You are asked to calculate. So let us calculate. Let $f(n)=\frac{\sum_{i=1}^n i^2}{\sum_{i=1}^{n} i}.$ We have $f(1)=\frac{1^2}{1}=1,\quad f(2)=\frac{5}{3},\quad f(3)=\frac{14}{6}=\frac{7}{3},\quad f(4)=\frac{30}{10}=3,\quad f(5)=\frac{11}{3}.$
Maybe make all the denominators equal to $3$. We get $\dfrac{3}{3}$, $\dfrac{5}{3}$, $\dfrac{7}{3}$, $\dfrac{9}{3}$, $\dfrac{11}{3}$. Nice pattern!

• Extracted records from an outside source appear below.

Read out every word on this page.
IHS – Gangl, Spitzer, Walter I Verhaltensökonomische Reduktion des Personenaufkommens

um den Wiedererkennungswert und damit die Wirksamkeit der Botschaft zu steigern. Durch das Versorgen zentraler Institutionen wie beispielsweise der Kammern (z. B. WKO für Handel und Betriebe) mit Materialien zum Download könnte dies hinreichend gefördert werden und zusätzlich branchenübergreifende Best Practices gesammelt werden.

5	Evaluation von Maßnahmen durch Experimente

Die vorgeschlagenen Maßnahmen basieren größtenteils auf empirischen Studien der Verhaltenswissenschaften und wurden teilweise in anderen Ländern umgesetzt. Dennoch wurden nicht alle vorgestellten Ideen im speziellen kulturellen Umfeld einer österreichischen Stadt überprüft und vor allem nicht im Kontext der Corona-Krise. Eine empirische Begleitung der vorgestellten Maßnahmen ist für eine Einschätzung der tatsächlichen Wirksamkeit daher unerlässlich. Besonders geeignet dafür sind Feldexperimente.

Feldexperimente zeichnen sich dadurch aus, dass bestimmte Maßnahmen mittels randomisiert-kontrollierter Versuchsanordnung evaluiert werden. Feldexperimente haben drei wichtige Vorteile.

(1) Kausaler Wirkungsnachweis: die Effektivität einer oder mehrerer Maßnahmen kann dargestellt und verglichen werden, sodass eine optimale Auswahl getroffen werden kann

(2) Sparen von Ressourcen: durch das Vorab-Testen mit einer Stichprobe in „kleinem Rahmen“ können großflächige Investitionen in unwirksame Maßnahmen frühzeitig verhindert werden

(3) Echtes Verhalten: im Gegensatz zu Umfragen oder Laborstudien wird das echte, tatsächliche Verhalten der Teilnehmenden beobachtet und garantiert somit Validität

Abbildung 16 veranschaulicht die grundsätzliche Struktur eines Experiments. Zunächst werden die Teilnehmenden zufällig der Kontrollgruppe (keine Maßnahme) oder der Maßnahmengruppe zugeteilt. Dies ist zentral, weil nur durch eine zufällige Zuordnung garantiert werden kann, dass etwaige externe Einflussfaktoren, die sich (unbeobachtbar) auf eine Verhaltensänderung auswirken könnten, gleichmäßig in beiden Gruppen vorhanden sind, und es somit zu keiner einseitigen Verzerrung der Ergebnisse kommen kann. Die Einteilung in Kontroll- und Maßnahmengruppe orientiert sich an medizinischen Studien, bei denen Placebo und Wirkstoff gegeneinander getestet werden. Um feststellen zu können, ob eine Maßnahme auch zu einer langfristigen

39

We might conjecture on the basis of the evidence so far that $f(n)=\dfrac{2n+1}{3}$. Calculation of the next few terms seems to confirm that.

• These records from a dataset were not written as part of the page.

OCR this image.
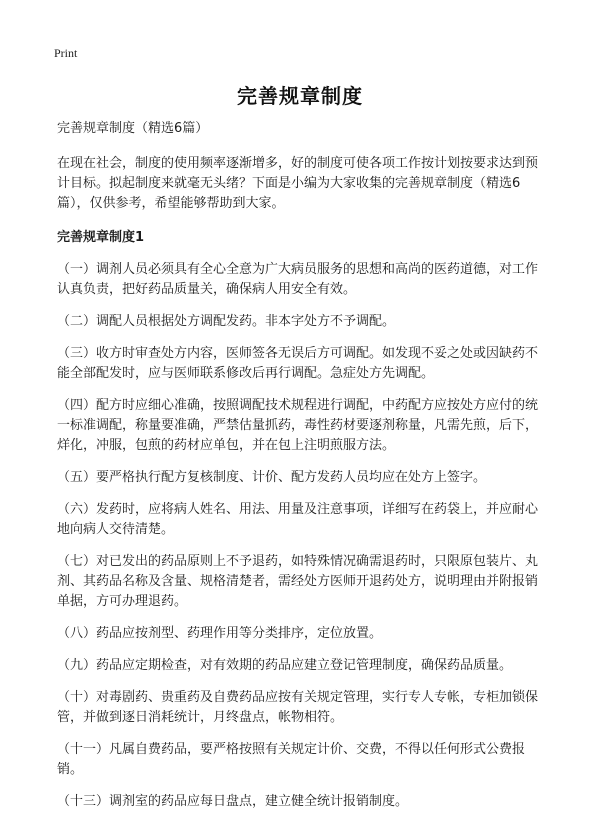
Print
完善规章制度

完善规章制度（精选6篇）

在现在社会，制度的使用频率逐渐增多，好的制度可使各项工作按计划按要求达到预计目标。拟起制度来就毫无头绪？下面是小编为大家收集的完善规章制度（精选6篇），仅供参考，希望能够帮助到大家。

完善规章制度1

（一）调剂人员必须具有全心全意为广大病员服务的思想和高尚的医药道德，对工作认真负责，把好药品质量关，确保病人用安全有效。

（二）调配人员根据处方调配发药。非本字处方不予调配。

（三）收方时审查处方内容，医师签各无误后方可调配。如发现不妥之处或因缺药不能全部配发时，应与医师联系修改后再行调配。急症处方先调配。

（四）配方时应细心准确，按照调配技术规程进行调配，中药配方应按处方应付的统一标准调配，称量要准确，严禁估量抓药，毒性药材要逐剂称量，凡需先煎，后下，烊化，冲服，包煎的药材应单包，并在包上注明煎服方法。

（五）要严格执行配方复核制度、计价、配方发药人员均应在处方上签字。

（六）发药时，应将病人姓名、用法、用量及注意事项，详细写在药袋上，并应耐心地向病人交待清楚。

（七）对已发出的药品原则上不予退药，如特殊情况确需退药时，只限原包装片、丸剂、其药品名称及含量、规格清楚者，需经处方医师开退药处方，说明理由并附报销单据，方可办理退药。

（八）药品应按剂型、药理作用等分类排序，定位放置。

（九）药品应定期检查，对有效期的药品应建立登记管理制度，确保药品质量。

（十）对毒剧药、贵重药及自费药品应按有关规定管理，实行专人专帐，专柜加锁保管，并做到逐日消耗统计，月终盘点，帐物相符。

（十一）凡属自费药品，要严格按照有关规定计价、交费，不得以任何形式公费报销。

（十三）调剂室的药品应每日盘点，建立健全统计报销制度。
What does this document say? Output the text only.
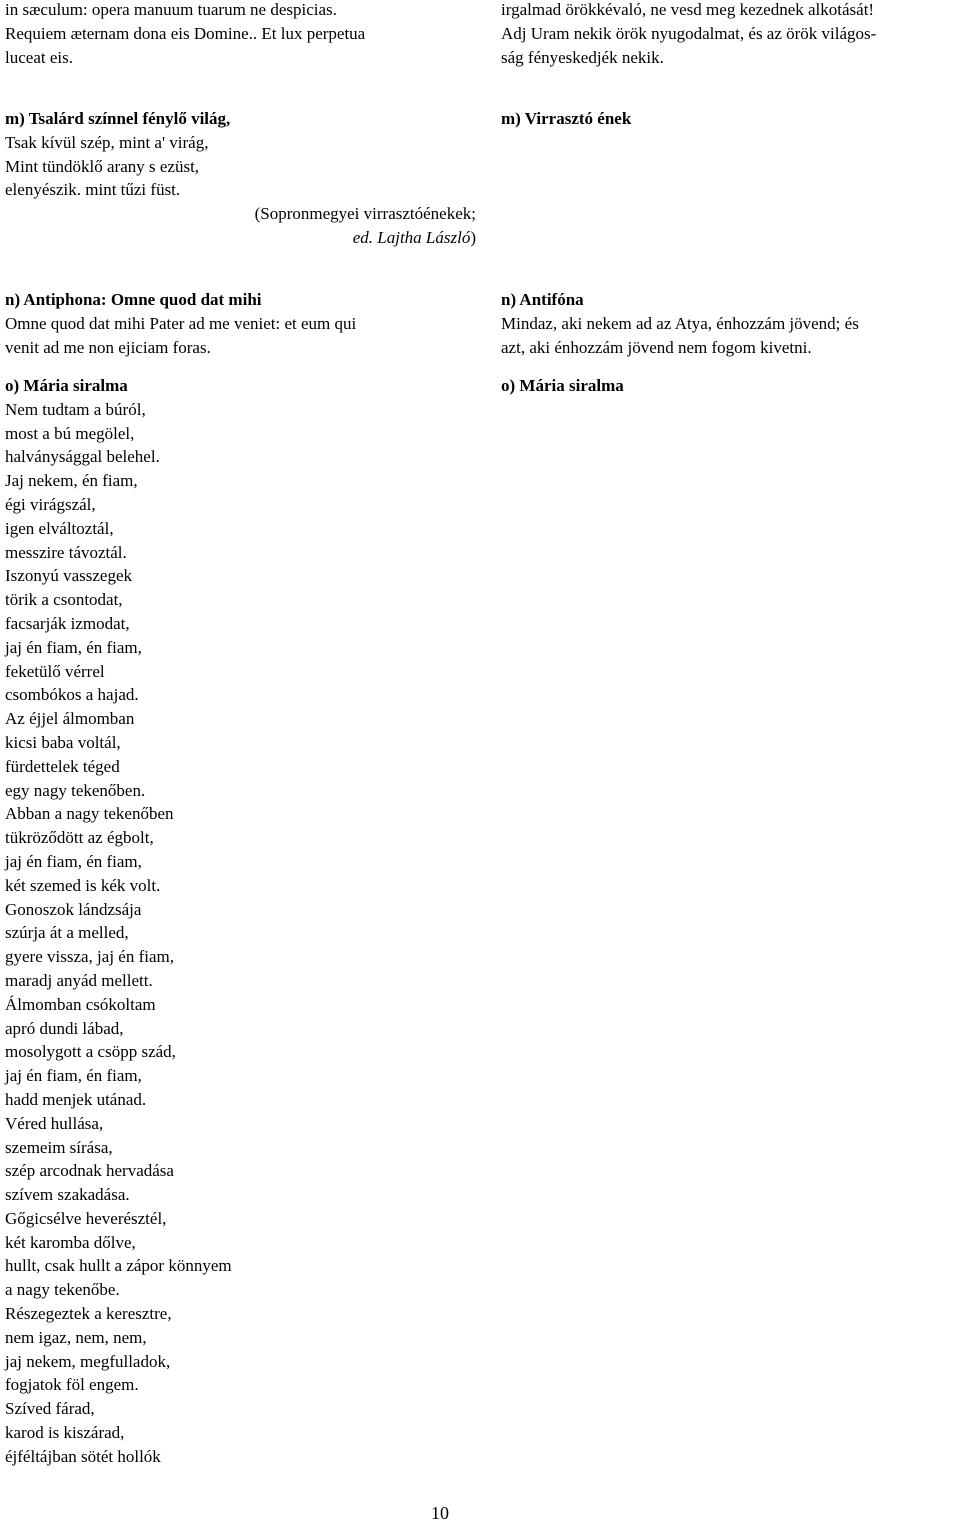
in sæculum: opera manuum tuarum ne despicias.
Requiem æternam dona eis Domine.. Et lux perpetua
luceat eis.
m) Tsalárd színnel fénylő világ,
Tsak kívül szép, mint a' virág,
Mint tündöklő arany s ezüst,
elenyészik. mint tűzi füst.
(Sopronmegyei virrasztóénekek;
ed. Lajtha László)
n) Antiphona: Omne quod dat mihi
Omne quod dat mihi Pater ad me veniet: et eum qui
venit ad me non ejiciam foras.
o) Mária siralma
Nem tudtam a búról,
most a bú megölel,
halványsággal belehel.
Jaj nekem, én fiam,
égi virágszál,
igen elváltoztál,
messzire távoztál.
Iszonyú vasszegek
törik a csontodat,
facsarják izmodat,
jaj én fiam, én fiam,
feketülő vérrel
csombókos a hajad.
Az éjjel álmomban
kicsi baba voltál,
fürdettelek téged
egy nagy tekenőben.
Abban a nagy tekenőben
tükröződött az égbolt,
jaj én fiam, én fiam,
két szemed is kék volt.
Gonoszok lándzsája
szúrja át a melled,
gyere vissza, jaj én fiam,
maradj anyád mellett.
Álmomban csókoltam
apró dundi lábad,
mosolygott a csöpp szád,
jaj én fiam, én fiam,
hadd menjek utánad.
Véred hullása,
szemeim sírása,
szép arcodnak hervadása
szívem szakadása.
Gőgicsélve heverésztél,
két karomba dőlve,
hullt, csak hullt a zápor könnyem
a nagy tekenőbe.
Részegeztek a keresztre,
nem igaz, nem, nem,
jaj nekem, megfulladok,
fogjatok föl engem.
Szíved fárad,
karod is kiszárad,
éjféltájban sötét hollók
irgalmad örökkévaló, ne vesd meg kezednek alkotását!
Adj Uram nekik örök nyugodalmat, és az örök világos-
ság fényeskedjék nekik.
m) Virrasztó ének
n) Antifóna
Mindaz, aki nekem ad az Atya, énhozzám jövend; és
azt, aki énhozzám jövend nem fogom kivetni.
o) Mária siralma
10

Now for a proof. Your post hints that you might know a simple formula for $\sum_{i=1}^n i$, and you want a formula for $\sum_{i=1}^n i^2$. There is such a formula, it is $\sum_{i=1}^n i^2=\frac{n(n+1)(2n+1)}{6}.$ The induction proof is not very complicated.

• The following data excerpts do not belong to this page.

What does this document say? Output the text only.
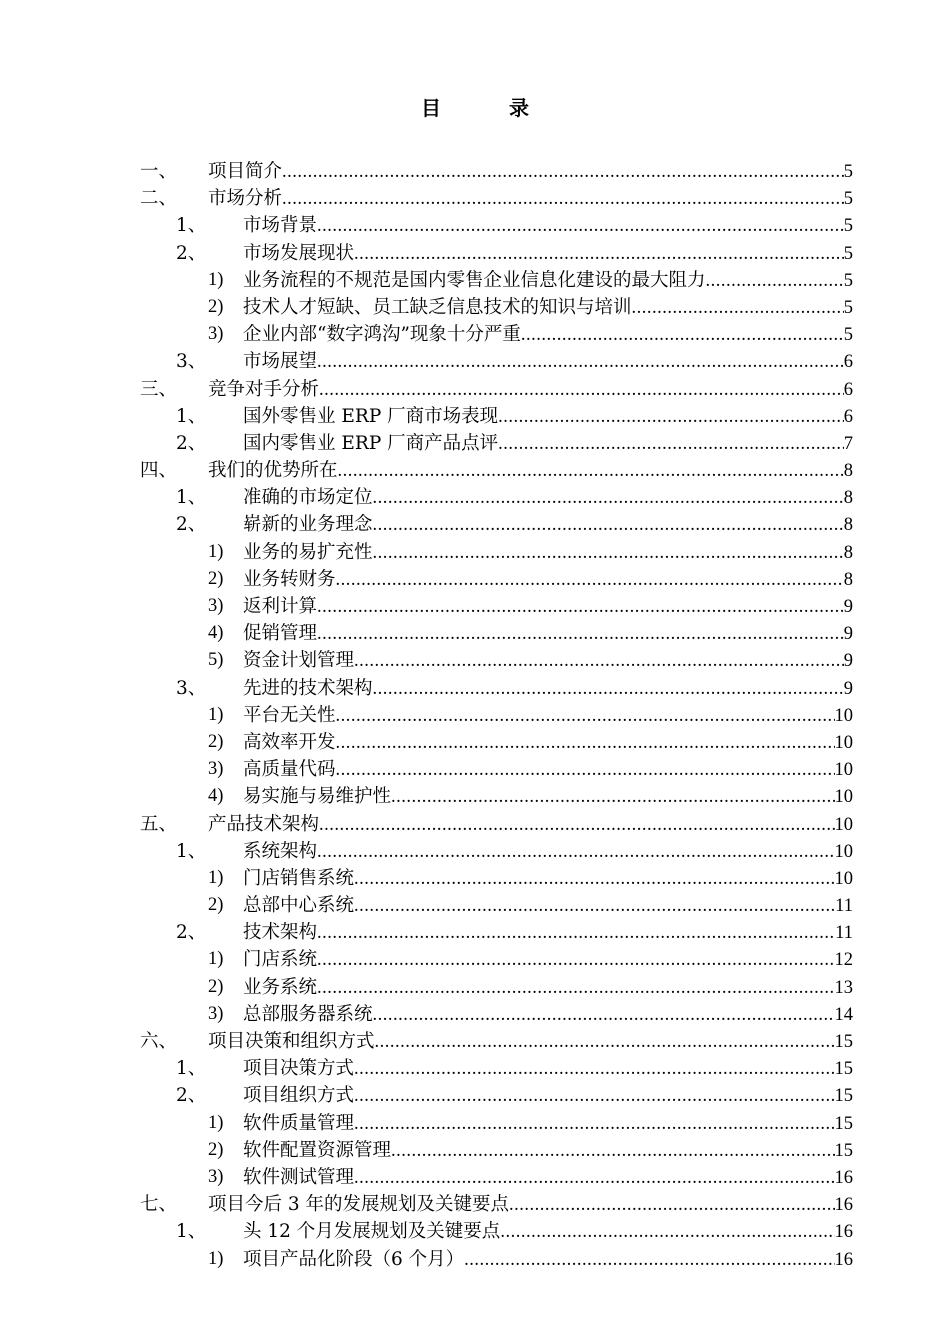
目　录
一、 项目简介 .....	5
二、 市场分析 .....	5
1、 市场背景 .....	5
2、 市场发展现状 .....	5
1) 业务流程的不规范是国内零售企业信息化建设的最大阻力 .....	5
2) 技术人才短缺、员工缺乏信息技术的知识与培训 .....	5
3) 企业内部“数字鸿沟”现象十分严重 .....	5
3、 市场展望 .....	6
三、 竞争对手分析 .....	6
1、 国外零售业 ERP 厂商市场表现 .....	6
2、 国内零售业 ERP 厂商产品点评 .....	7
四、 我们的优势所在 .....	8
1、 准确的市场定位 .....	8
2、 崭新的业务理念 .....	8
1) 业务的易扩充性 .....	8
2) 业务转财务 .....	8
3) 返利计算 .....	9
4) 促销管理 .....	9
5) 资金计划管理 .....	9
3、 先进的技术架构 .....	9
1) 平台无关性 .....	10
2) 高效率开发 .....	10
3) 高质量代码 .....	10
4) 易实施与易维护性 .....	10
五、 产品技术架构 .....	10
1、 系统架构 .....	10
1) 门店销售系统 .....	10
2) 总部中心系统 .....	11
2、 技术架构 .....	11
1) 门店系统 .....	12
2) 业务系统 .....	13
3) 总部服务器系统 .....	14
六、 项目决策和组织方式 .....	15
1、 项目决策方式 .....	15
2、 项目组织方式 .....	15
1) 软件质量管理 .....	15
2) 软件配置资源管理 .....	15
3) 软件测试管理 .....	16
七、 项目今后 3 年的发展规划及关键要点 .....	16
1、 头 12 个月发展规划及关键要点 .....	16
1) 项目产品化阶段（6 个月） .....	16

Remark: Here is a nice way of finding $\sum_{i=1}^n i^2$. Note that $i^3-(i-1)^3=3i^2-3i+1.$ Add up, $i=1$ to $n$. On the left, there is almost total cancellation (telescoping) and we get $n^3$. It follows that $n^3=3\sum_{i=1}^n i^2-3\sum_{i=1}^n i +\sum_{i=1}^n 1.$ Now from the fact that $\sum_{i=1}^n i=\dfrac{n(n+1)}{2}$ and some algebra we get the formula for $\sum_{i=1}^n i^2$.